Ben eğer gerekçeleri sağlam temellere sahipse şampiyonluk sayısının da doğru şekilde ifade edilmesinden kimse rahatsız olmaz diye düşünüyorum. Ancak yapılan açıklamalar sadece kafa karışıklığı yaratıp bir oldu bittiye getirmek ve yıllardır devam eden başarısızlıklarına kılıf bulma şeklinde olduğuna kanaat getirdim. Göztepe başkanı ve eskiden var olan şimdi kapanmış ya da amatör düzeyde olan bazı kulüpler adına yapılan açıklamalar da okudum; onlarda komşuda pişer tarzı nemalanma talepleri şeklinde göründü bana. Hiç kimse millî olmayan liglerin nasıl millî şampiyon çıkardığını; Türkiye'nin nasıl olurda İstanbul,Ankara ve İzmir'den ibaren sayılabileceğini; bu şehirlerden olmayan takımların mesela sonradan Trabzonspor, Bursaspor gibi kulüpleri oluşturan takımların oynadıkları liglerin şampiyonlarının neden millî lig şampiyonu olamayacağını açıklamıyor. Goebbels propagandası gibi yalanı yeterince tekrar edersen doğru olur mantığında yapılmış hareketler bunlar.
 
Son düzenleme:
Eğer bir kampanya şeklinde CİMER, bilgi edinme hakkı kanunu ve dilekçe verme kanunu kapsamında, eğer gerçekten logoda veya logo üzerinde 5 yıldız kullanma hakkı tanındı ise federasyondan bilgi talep edilerek tepki gösterilebilir.
Örnek metin yazıyorum istenirse bir organizasyon yapılabilir. Hukukî konularda bilgi sahibi renkdaşlar bir değerlendirsin.

Sayın Cumhurbaşkanım, sayın yetkili. Bir sporsever olarak son günlerde Fenerbahçe futbol takımının kulüp logosunda beş yıldız kullanmak üzere Türkiye Futbol Federasyonuna başvuru yaptığı ve izin aldığı şeklinde haberleri takip ediyorum. Hemen akabinde bu kulübün formasında üzerinde 5 yıldız olan logo kullanılmaya başlandı. Ülkemizde Sivasspor, Bursaspor, İstanbulspor, Gençlerbirliği gibi pek çok kulübümüz logosunda yıldız kullanmaktadır ve bu yıldızlar bayrak ve kurucu kulüpler gibi o kulübe ya da şehre aidiyet anlamları taşıyan nedenlerle logo tasarımına ait bir unsur olarak kullanılmaktadır..

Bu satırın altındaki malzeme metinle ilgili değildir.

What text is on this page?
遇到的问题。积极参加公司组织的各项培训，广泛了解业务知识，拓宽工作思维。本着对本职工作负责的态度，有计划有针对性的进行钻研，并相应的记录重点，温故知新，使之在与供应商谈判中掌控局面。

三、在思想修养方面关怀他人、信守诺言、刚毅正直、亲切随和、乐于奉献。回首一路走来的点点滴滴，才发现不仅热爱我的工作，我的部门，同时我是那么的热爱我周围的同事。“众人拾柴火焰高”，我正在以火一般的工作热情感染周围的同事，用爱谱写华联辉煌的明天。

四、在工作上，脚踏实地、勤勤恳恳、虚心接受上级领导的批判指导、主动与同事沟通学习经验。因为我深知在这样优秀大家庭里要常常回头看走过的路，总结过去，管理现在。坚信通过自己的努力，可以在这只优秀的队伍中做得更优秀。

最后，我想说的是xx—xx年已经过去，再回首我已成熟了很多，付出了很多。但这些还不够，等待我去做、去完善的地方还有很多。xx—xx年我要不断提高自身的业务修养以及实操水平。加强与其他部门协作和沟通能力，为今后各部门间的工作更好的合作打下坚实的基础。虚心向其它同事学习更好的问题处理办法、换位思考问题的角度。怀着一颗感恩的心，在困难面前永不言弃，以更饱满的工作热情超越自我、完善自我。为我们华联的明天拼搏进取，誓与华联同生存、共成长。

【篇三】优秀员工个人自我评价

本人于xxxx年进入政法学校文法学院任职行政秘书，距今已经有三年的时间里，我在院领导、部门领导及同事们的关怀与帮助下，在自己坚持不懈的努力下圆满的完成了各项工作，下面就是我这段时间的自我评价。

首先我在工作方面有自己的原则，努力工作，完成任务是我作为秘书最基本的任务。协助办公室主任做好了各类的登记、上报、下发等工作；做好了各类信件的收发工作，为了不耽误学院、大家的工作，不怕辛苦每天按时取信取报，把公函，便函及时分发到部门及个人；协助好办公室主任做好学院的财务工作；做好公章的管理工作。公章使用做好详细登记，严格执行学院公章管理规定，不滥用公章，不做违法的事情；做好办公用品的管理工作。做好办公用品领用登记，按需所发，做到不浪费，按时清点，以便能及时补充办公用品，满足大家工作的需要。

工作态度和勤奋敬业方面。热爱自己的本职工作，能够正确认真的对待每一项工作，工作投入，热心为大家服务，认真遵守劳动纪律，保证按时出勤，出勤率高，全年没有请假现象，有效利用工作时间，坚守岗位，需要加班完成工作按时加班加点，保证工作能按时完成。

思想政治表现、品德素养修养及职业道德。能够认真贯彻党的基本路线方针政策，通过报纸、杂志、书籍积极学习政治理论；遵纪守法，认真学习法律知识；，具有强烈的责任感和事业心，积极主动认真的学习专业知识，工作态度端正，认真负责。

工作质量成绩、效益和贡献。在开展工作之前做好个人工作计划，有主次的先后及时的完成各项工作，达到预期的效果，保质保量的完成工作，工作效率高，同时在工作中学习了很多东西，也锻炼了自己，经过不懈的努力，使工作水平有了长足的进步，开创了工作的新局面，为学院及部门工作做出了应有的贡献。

Türkiye’de futbol branşında logo üzerinde yıldız kullanma hakkı “süper ligde kazanılan her beş şampiyonluk için bir yıldız” şeklindedir. Ancak logo üstüne 5 yıldız takan bu kulüp ise Türkiye süper ligi ve 1959 tarihinde hayata geçen ligde toplam 19 defa şampiyonluk kazanmış olmasına rağmen sanki en az 25 şampiyonluğu varmış gibi 5 yıldızlı logo kullanmaya başlamıştır.

1959 yılı öncesinde İstanbul, Ankara ve İzmir takımları ile organize edilen, diğer şehirlerde de yerel organizasyonlar yapılan çeşitli yerel ve bölgesel liglerde millî lig şampiyonluğu olarak kabul edilebilecek yeterli standart ve tanım bulunmazken şampiyonluk iddiasını başarısız geçen her sene tekrar tekrar dile getiren bu kulübe federasyon neden bu yıldız kullanım hakkını tanıdı merak ediyorum.

Bu nedenle aşağıda sıraladığım sorularımın Bilgi Edinme Kanunu kapsamında eposta olarak cevaplanmasını istiyorum.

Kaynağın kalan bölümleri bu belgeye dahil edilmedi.